In an effort to combat wheat rust, a network of global partnerships, led by CGIAR researchers at the International Maize and Wheat Improvement Center (CIMMYT), with long-term support from valued funding partners, created rust-resistant wheat varieties.

These varieties have averted potentially disastrous epidemics from races of the Ug99 lineage of stem rust and aggressive yellow rust races, adding 6.2 million tons annually to world wheat harvests, or an extra amount of grain worth $1.12 billion per year at 2010 prices. In contrast, the cost of the estimated losses from infected crops worldwide without the improved varieties would have been on the order of several billion dollars, not to mention the price of food insecurity for hundreds of millions of low-income wheat consumers.  

Rust resistant varieties have added 6.2 million tons annually to world wheat harvests, or an extra amount of grain worth $1.12 billion per year

With wheat lines and assistance from the CGIAR-led global collaboration, partners in more than 20 countries have rapidly multiplied and spread the seeds of around 40 new productive, rustresistant varieties each year. This work has allowed farmers to replace older, susceptible varieties and reduce their use of environmentally and economically costly fungicides.  

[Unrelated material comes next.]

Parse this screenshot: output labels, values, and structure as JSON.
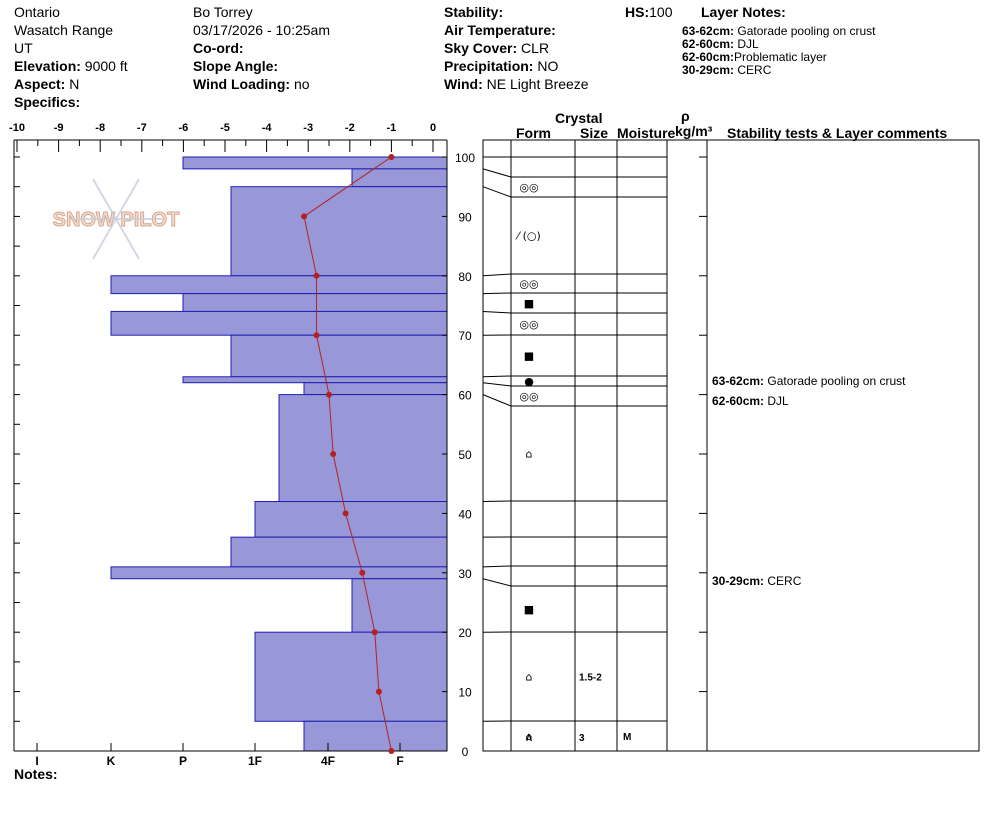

CGIAR and its partners continue their fight against wheat rust with constant innovation, such as the recent genome-wide mapping and allelic fingerprinting effort. These new features promise to improve the speed and accuracy of rustresistance breeding in the future. 

In addition to creating and distributing new varieties, the partnership has organized and conducted global monitoring and surveillance to track the evolution and migration of rust fungi, and has established and supported international rust screening platforms led by national programs in “hot-spot” locations to identify resistant varieties. Since the partnership started holding training sessions for early career scientists over a decade ago, more than 200 scientists from around the world have been trained in wheat rust disease diagnosis and management techniques, as well as innovative wheat breeding practices.